A Swedish study posted yesterday on Science Daily suggests that teenagers are more logical than they used to be. (Obviously, those Swedish researchers haven’t visited my house.)
The new results come from tests in verbal skills, spatial ability, and inductive logic that researchers have been administering to large numbers of 13-year-olds in Sweden every five years since the 1960s. The tests show that today’s 13-year-olds score much higher in logic and spatial ability than their counterparts of 40 or so years ago did. Not so for verbal ability, possibly because the tests include words that are rarely used in contemporary Swedish society.

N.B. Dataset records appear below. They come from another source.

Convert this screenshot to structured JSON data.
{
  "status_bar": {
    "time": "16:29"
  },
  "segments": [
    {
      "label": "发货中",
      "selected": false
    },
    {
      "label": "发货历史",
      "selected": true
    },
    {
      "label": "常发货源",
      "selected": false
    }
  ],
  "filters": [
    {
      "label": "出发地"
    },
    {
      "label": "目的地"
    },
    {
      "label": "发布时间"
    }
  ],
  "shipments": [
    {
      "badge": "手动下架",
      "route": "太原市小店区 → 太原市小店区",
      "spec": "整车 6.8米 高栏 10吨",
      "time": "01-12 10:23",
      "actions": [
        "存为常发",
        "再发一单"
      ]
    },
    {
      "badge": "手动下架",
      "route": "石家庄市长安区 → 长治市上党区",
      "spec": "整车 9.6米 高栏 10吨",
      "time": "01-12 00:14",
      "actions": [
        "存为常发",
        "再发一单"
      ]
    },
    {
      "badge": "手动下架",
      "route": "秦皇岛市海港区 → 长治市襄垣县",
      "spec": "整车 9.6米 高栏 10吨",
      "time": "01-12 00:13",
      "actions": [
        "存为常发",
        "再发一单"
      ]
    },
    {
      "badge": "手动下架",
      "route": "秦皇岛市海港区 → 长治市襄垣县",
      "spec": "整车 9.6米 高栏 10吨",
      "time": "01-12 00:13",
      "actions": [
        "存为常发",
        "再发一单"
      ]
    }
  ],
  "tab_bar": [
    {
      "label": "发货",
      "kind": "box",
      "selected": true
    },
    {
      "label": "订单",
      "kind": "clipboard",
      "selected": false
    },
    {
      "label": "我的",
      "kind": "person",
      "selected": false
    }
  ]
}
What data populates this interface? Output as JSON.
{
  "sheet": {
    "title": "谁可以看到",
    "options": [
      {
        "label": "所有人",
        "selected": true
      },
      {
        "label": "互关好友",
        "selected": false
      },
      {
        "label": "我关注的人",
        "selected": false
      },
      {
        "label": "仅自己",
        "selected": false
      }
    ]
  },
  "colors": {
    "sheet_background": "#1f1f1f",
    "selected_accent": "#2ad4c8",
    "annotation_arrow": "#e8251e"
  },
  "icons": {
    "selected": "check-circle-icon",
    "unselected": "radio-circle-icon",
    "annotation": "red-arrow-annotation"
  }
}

Researchers say their findings suggest that students ought to be doing better in math, which is a bit of a surprise to Swedes. They, like many other countries, have been concerned about their nation’s slipping status on international math tests.
Contrary to stereotype, the latest round of tests also shows that girls now outpace boys on the spatial tests. That’s a complete flip-flop from the pattern of results in the 1960s. You can read more about the study results here.
I don’t know if the same trends apply in this country. But researchers have for years been documenting a worldwide rise in IQ scores among young people, a pattern that has come to be known as the “Flynn effect” after the researcher who first noted it. So it all fits.
I guess I’ll have to keep that in mind the next time my almost-13-year-old leaves her clarinet behind at school for the umpteenth time. Of course, remembering such things is more characteristic of what some experts call “practical intelligence,” and that’s another story altogether.